(8 July 2022 – Global) Leading trade banks are expanding credit for global commodities trade as the Russian invasion of Ukraine ramps prices for raw materials, energy, agricultural produce and fertiliser.
Major trade financiers such as MUFG and ING are extending credit to large corporates to underwrite clogged shipping and logistics channels. Trade finance underpins commodities markets, which depend heavily on access to loans to fund the purchases, blending, storage and transport of raw materials. With the war in Ukraine artificially elevating prices coupled with supply chain disruptions, traders are pushing for additional capital to settle shipments of grains, metals, oil and fuels.
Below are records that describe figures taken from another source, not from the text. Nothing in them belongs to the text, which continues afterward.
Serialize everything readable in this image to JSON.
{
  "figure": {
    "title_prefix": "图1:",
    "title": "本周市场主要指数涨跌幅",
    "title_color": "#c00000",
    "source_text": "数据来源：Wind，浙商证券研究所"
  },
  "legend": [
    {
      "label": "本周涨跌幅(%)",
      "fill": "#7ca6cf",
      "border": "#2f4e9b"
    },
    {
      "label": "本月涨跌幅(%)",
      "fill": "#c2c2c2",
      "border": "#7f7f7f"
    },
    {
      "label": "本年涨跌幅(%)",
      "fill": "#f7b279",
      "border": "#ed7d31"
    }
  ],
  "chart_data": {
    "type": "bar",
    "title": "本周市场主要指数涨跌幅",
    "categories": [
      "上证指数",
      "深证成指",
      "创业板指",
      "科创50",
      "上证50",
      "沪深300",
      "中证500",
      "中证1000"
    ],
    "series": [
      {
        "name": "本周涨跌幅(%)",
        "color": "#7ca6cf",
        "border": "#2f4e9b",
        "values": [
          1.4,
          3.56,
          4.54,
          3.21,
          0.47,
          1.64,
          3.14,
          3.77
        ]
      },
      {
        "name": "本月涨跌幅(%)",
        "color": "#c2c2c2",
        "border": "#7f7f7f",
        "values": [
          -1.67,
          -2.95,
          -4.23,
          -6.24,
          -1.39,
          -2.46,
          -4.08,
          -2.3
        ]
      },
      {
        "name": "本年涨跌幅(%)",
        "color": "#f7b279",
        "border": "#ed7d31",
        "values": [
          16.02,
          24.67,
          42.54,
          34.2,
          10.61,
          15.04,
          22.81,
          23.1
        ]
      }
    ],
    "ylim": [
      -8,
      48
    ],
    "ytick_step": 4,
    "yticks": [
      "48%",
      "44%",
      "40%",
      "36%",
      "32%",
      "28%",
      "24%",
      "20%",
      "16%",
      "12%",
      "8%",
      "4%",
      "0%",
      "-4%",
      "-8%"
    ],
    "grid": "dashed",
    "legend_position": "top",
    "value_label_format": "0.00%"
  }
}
MUFG is expanding its commodity trade finance business with a new desk in Amsterdam. The Japanese bank has also acquired BNP Paribas’s commodities finance unit in the US as the French group withdraws from the sector.
“There is a bit of room we can grow, but it’s not going to be massive. ING’s overall lending to the commodities industry is rising though remains below 2019 levels. Clients are now using up much more of the credit lines already supplied” stated ING Head of Trade and Commodity Finance, Maarten Koning.
“Suddenly it’s a different market. Commodities are not only buoyant but they are totally strategic at this moment when countries and companies are reshuffling their supply chains” commented Lambert Commodities Founder, Jean-Francois Lambert.
“Risks are keeping lenders on their guard even as prices strengthen. Banks are following their customers pragmatically. It doesn’t mean they are coming back to commodities with a vengeance” Lambert added.